Jan, internet üzerinde anlaştığı yol arkadaşı tarafından ekilince otostop çekmek durumunda kalır ve onun bu durumuna üzülen June Köln’e kadar bırakmayı kabul eder.
Klişe anlatımın ardından özüme döneyim. 🙂
Başlangıçta çok iyi bir uyum yakalayamadıklarını göreceksiniz. Tanışma faslının ardından ‘’İntihar’’ üzerine tartışma yaptılar. Jan “İntiharın bencillik değil tercih olduğunu, öldükten sonra diğerlerini umursamanın gereksiz olduğunu” savunurken June ise “İntiharın bencillik ve geride kalanlar için enkaz durum yarattığını” savunur.

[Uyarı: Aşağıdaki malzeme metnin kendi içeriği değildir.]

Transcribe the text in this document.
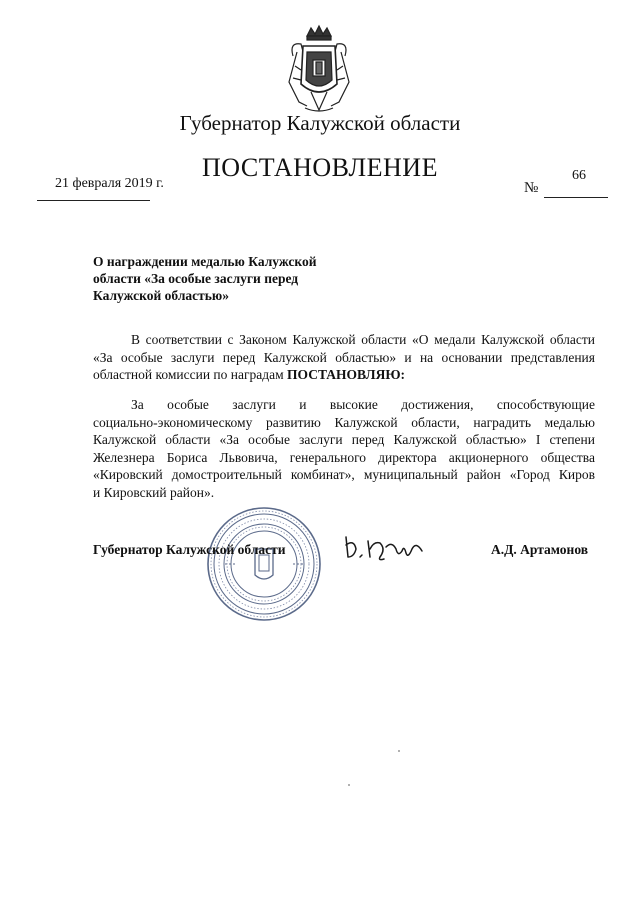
Губернатор Калужской области
ПОСТАНОВЛЕНИЕ
21 февраля 2019 г.
66
№
О награждении медалью Калужской
области «За особые заслуги перед
Калужской областью»
В соответствии с Законом Калужской области «О медали Калужской области
«За особые заслуги перед Калужской областью» и на основании представления
областной комиссии по наградам ПОСТАНОВЛЯЮ:
За особые заслуги и высокие достижения, способствующие
социально-экономическому развитию Калужской области, наградить медалью
Калужской области «За особые заслуги перед Калужской областью» I степени
Железнера Бориса Львовича, генерального директора акционерного общества
«Кировский домостроительный комбинат», муниципальный район «Город Киров
и Кировский район».
Губернатор Калужской области	А.Д. Артамонов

Fakat intihar konusunda June çok hassastır. 27 yaşında intihar eden erkek kardeşi aklına geldiği için Jan’ı ilk benzin istasyonunda indirir. Jan’da ancak arabadan indikten sonra durumu anlar ve kendine çok kızar. Bu arada telefonunu karavanda unutmuştur, koşsa da yetişemez.
Jan bir tıra otostop çekip ilerler. Gece konakladığı tırdan kalkarak benzinciye diş fırçalamaya gider. Tesadüf bu ya yolda June’ın karavanının olduğunu görür. Cep telefonu June’da kaldığı için karavana yönelir. Tam o sırada June’ın içeriye aldığı yan karavandaki şerefsiz adam ona tecavüz etmeye kalkar. Jan adamı kovar ve kavga eder. Kavga esnasında June panikle biber gazını herkese sıkar. Biber gazı ve tecavüz olayından kurtulması sonucunda Jan’ı tekrar karavana davet eder, sıcaklık başlar.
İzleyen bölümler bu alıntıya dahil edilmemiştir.